The tour finished in San Francisco, just in time for winter.
“Mr. Cripplehorn?”
He turned from the register in the onyx-and-marble lobby of the Palace Hotel, expecting a word of praise from an attendant of his lectures, and found himself facing a long-legged man in a town suit that despite recent brushing had absorbed more than its share of dust, sweat, and wood smoke, with a sunburn that looked as if it went all the way to the underside of his skin. He had a pink left ear and visible traces of wax where it had been attached.
NINE
Winter: when Mother Nature doffs her bright autumn fashions and dons soft white flannel.
“Cookie, your right name’s Locke, ain’t it?”
Randy was fishing for a fly that had dropped into his kettle of stew. “Who’s asking?”
“Hell, it’s me, Shorty. We been in the same bunkhouse near a year now.”
“You’re all Shorty or Slim or Stretch or Simp. All of you start with S and you all got the same jug ears and monkey face. I stopped trying to cut you out a long time ago.”
He’d been working on the Lazy Y spread in Nebraska since last fall; his predecessor, also called Cookie, had confused loco weed with wild asparagus, took a taste, saw a thousand Sioux mounted on ten-foot ponies, and run smack-dab into the smokehouse stone wall, breaking his neck.

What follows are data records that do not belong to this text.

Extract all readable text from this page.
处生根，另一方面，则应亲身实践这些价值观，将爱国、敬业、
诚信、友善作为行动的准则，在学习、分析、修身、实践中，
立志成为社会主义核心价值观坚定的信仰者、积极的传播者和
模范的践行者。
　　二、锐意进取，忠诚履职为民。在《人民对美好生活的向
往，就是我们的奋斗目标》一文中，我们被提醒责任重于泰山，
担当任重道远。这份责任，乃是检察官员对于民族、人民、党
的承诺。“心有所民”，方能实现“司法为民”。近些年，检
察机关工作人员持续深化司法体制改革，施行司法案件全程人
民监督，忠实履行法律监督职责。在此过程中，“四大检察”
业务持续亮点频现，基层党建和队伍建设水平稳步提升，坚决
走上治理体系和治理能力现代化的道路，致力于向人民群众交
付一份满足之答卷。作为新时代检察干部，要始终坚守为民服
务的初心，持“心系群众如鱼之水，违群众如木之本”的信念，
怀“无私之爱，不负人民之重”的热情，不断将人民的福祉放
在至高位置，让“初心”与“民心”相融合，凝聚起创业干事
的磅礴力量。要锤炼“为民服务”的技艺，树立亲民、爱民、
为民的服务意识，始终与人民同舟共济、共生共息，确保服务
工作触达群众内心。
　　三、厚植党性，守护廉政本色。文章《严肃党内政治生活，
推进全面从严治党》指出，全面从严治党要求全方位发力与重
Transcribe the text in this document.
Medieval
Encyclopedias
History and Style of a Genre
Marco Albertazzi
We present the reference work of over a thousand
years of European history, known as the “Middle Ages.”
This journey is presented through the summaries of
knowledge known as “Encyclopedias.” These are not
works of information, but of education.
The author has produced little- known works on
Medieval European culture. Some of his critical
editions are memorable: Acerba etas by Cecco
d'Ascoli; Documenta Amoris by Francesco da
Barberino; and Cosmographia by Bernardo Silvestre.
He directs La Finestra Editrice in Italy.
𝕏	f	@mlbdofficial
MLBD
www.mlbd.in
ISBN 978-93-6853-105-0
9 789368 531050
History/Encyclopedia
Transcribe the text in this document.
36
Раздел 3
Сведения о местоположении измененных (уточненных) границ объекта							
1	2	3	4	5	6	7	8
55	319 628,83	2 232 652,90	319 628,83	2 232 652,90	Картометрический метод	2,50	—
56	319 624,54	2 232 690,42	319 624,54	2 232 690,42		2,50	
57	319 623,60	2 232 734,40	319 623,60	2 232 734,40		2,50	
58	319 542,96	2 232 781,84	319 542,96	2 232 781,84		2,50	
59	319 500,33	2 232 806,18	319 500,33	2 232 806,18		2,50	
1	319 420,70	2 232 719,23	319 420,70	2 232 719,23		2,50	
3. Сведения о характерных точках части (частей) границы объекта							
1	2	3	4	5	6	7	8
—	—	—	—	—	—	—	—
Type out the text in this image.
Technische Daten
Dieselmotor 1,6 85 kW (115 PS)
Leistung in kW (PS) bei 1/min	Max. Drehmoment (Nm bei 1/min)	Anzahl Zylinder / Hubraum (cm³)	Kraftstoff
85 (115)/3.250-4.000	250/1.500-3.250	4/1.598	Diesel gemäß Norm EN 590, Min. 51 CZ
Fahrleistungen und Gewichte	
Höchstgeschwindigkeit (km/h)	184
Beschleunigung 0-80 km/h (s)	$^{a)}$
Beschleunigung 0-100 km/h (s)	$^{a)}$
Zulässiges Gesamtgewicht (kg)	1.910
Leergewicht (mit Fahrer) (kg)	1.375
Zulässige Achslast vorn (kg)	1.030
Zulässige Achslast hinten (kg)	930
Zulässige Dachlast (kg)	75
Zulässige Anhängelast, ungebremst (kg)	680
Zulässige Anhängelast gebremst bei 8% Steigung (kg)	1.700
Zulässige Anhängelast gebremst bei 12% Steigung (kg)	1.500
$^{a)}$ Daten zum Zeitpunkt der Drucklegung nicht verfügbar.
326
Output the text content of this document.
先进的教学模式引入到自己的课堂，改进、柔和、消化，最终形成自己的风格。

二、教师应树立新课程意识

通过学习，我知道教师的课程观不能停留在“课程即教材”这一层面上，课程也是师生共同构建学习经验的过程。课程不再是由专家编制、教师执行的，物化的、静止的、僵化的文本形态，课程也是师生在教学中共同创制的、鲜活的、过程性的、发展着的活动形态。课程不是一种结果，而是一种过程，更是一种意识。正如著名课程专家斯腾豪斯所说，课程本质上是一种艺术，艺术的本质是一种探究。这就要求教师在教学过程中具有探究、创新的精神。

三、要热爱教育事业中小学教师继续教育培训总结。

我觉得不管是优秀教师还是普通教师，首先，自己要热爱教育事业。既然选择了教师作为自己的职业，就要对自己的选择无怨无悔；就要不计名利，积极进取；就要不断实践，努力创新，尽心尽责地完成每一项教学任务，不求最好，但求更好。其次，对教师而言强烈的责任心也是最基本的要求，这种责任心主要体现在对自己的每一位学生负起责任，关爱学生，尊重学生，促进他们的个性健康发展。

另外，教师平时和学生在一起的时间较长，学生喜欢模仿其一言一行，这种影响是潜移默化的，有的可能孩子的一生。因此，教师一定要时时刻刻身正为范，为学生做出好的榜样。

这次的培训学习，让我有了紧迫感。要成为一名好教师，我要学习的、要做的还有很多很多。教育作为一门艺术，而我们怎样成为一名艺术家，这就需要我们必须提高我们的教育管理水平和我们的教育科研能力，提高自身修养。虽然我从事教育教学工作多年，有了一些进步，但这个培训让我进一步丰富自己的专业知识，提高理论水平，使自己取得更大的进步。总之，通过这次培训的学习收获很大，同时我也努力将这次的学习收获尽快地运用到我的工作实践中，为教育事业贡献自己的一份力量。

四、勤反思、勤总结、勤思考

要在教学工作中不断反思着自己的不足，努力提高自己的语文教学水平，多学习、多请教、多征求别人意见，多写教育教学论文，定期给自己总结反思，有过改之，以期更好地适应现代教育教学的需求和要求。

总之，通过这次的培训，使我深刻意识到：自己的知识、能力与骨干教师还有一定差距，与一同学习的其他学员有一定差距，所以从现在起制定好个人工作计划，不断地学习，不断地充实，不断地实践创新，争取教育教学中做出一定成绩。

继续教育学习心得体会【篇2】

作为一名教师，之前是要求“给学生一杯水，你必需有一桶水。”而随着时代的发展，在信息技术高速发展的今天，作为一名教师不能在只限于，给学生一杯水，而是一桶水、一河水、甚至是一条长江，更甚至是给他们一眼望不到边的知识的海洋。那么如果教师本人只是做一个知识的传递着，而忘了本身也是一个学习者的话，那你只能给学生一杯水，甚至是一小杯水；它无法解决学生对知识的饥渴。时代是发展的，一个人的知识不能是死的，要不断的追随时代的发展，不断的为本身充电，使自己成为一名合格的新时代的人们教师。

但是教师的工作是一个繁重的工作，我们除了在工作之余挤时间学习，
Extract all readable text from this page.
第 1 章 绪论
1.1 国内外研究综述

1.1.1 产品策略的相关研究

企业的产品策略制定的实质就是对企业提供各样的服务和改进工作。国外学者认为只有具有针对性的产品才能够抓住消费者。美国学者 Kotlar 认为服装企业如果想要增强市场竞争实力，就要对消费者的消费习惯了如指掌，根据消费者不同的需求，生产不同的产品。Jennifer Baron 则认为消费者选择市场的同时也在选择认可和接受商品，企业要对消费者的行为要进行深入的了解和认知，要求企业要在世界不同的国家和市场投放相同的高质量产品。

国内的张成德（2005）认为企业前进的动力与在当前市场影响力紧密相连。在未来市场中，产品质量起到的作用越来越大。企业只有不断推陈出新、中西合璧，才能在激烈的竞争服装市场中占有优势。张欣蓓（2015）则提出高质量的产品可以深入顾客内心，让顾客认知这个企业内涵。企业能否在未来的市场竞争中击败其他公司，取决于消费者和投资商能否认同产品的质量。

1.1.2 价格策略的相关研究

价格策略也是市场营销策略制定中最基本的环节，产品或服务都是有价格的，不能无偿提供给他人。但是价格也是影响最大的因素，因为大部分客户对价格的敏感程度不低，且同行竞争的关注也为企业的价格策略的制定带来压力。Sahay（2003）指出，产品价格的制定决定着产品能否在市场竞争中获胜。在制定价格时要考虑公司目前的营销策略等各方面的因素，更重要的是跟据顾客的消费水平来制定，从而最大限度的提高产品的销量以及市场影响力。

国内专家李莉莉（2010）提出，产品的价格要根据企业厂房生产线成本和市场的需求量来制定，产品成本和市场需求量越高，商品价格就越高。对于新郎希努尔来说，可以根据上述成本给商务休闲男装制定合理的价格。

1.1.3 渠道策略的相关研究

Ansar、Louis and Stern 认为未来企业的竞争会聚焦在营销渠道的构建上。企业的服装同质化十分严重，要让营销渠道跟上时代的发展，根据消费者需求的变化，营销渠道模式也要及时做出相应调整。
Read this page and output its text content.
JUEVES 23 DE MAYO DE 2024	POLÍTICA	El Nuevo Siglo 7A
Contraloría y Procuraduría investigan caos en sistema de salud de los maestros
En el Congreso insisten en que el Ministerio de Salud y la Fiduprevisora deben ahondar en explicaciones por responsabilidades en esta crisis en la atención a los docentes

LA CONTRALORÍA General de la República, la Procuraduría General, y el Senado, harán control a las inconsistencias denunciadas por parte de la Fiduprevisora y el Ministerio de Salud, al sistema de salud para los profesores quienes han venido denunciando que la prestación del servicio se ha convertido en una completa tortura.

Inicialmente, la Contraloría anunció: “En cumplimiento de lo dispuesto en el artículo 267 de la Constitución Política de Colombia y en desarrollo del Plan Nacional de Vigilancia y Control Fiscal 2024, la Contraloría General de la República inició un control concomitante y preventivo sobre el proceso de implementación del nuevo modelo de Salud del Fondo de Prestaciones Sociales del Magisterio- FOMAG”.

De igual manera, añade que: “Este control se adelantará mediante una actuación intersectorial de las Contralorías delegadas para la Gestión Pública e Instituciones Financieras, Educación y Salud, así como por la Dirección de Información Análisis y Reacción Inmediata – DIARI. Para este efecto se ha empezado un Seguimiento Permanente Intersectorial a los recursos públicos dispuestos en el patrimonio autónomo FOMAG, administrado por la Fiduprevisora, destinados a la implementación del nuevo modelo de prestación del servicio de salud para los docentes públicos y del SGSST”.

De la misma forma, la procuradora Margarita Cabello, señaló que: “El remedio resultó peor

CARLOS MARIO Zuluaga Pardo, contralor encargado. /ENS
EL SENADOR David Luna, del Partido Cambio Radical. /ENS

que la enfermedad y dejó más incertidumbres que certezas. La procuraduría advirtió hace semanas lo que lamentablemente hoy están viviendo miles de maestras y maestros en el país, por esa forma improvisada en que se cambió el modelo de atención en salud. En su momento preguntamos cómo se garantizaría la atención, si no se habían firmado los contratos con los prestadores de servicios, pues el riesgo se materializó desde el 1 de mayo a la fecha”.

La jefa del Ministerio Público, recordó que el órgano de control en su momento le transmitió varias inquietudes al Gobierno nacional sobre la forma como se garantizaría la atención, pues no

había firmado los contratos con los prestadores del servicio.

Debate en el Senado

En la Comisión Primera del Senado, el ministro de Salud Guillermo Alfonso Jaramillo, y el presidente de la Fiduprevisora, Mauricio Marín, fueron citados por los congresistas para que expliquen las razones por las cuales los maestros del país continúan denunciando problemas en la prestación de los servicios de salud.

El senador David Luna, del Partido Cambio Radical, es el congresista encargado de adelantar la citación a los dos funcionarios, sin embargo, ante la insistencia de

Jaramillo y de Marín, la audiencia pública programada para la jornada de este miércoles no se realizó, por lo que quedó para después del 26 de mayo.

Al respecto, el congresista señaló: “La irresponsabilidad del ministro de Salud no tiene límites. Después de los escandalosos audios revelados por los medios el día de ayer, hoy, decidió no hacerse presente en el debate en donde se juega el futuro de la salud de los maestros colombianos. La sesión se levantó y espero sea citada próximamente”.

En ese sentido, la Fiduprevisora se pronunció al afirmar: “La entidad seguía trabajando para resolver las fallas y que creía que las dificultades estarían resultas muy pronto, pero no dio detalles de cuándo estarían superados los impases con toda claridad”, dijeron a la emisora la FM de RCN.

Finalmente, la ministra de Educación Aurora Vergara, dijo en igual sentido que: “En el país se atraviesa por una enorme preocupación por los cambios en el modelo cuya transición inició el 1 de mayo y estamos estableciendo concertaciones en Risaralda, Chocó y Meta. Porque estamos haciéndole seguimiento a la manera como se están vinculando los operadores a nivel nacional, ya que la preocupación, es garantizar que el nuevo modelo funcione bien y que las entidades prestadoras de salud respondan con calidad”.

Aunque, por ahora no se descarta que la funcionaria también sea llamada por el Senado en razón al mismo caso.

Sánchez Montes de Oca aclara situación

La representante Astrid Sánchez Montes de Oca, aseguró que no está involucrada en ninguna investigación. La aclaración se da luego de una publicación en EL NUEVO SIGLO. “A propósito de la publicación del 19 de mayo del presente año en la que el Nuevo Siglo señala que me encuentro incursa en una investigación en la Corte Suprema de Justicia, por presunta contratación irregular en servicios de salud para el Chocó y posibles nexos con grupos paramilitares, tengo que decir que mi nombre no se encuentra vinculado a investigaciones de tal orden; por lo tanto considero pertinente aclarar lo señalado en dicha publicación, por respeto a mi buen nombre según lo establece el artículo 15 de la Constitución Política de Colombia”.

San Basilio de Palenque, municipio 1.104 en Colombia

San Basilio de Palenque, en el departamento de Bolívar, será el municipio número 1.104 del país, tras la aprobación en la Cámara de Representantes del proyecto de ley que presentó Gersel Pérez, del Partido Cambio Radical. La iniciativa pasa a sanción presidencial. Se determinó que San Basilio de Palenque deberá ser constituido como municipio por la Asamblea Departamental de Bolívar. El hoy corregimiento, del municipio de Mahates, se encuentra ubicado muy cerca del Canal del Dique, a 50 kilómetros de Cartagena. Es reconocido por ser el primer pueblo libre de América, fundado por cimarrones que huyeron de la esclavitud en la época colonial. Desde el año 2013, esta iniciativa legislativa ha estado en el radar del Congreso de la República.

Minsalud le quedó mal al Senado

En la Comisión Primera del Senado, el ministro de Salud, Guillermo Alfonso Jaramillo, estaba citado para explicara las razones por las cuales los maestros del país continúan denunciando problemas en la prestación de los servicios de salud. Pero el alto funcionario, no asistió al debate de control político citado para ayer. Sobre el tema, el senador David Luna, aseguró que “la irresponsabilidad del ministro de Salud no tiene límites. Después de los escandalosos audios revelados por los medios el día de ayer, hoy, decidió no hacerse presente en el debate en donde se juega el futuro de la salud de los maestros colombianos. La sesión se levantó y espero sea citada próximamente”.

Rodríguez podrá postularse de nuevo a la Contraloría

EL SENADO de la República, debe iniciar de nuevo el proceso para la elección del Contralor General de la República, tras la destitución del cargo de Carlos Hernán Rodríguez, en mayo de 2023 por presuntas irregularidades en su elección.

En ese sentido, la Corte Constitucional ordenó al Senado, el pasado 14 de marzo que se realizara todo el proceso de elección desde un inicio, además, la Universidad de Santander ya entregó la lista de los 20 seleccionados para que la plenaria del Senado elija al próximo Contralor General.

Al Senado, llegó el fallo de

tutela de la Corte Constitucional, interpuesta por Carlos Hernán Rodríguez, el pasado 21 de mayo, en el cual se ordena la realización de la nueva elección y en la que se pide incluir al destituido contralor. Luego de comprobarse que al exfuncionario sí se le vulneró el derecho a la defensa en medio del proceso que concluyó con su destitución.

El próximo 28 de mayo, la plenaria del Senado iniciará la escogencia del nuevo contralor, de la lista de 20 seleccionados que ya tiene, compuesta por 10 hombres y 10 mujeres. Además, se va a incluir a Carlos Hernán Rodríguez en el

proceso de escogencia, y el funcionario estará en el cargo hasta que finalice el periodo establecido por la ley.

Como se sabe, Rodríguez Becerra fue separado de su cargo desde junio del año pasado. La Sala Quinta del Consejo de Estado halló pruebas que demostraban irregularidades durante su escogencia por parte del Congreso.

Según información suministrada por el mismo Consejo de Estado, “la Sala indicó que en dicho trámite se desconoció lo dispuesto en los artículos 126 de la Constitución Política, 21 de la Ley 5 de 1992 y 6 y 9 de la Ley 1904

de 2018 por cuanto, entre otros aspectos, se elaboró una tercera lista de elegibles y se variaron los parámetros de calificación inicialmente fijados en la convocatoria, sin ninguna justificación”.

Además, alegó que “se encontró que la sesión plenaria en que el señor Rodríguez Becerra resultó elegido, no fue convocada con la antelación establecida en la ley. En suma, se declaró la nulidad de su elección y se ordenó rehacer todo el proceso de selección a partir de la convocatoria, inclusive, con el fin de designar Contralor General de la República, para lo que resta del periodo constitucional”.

“It’s a big outfit,” said the foreman, a man as brown and wrinkled as a tobacco pouch made from buffalo
scrotum. “Think you can feed it?”
“I already got a leg up over the last. I hate asparagus.”
And now this.
“Well, is it Locke or ain’t it?” Shorty pressed. “Rudolph, right?”
He cornered the fly against a floating piece of bacon fat, scooped it up with the wooden spoon, flung it back over his shoulder, and stirred the stew with the spoon. “Randolph. I’m Randy to foremen and better. Mr. Locke to you rannies.”
“Sandy Ross bet me a cartwheel dollar you’re the Locke shot a fellow named Farmer in Texas and again in Utah.”
“He left out Kansas.”
“You saying you’re him?”
He said nothing, concentrating. One fly generally led to another.
“What’d he do to you, you wanted him in the ground all this time? He steal your girl or what?”
“Why steal ’em? You can’t trade ’em later for a saddle.”
“Well, then, what?”
“Don’t like him.”
“I don’t much like Sandy, but we don’t go gunning for each other.”
“You never met Frank.”
“You’re fooling me. You’re no pistolero. That leg of yours always gets into camp five minutes after the rest of you. Why is it all you cookies are stove up?”
“What whole man wants to shake out while the rooster’s still snoring and get a fire going just to keep a bunch of worthless tramps from starving to death?”
“Aw, you’re full of sheepdip. Do I get that buck out of Sandy or what? I—”
Before the stubble-face cowhand could react, Randy swept his Colt out from under his bloodstained apron, cocked it, and sped a slug past his left ear.
“You’re lucky you ain’t Frank. I took that same ear clean off with just a chamber pot.”
Randy hadn’t the born talents of a chef. He was a good enough man with a skillet or a kettle, and his coffee was strong without being bitter, but he could never find tracks in a biscuit. They always came out burned on the bottom and doughy inside, and as a hot biscuit smeared with lard was the first thing a man sank his teeth into on the range, the men of the Lazy Y began each day out of sorts. But when the story of what happened to Shorty Cochran got around, they stopped griping.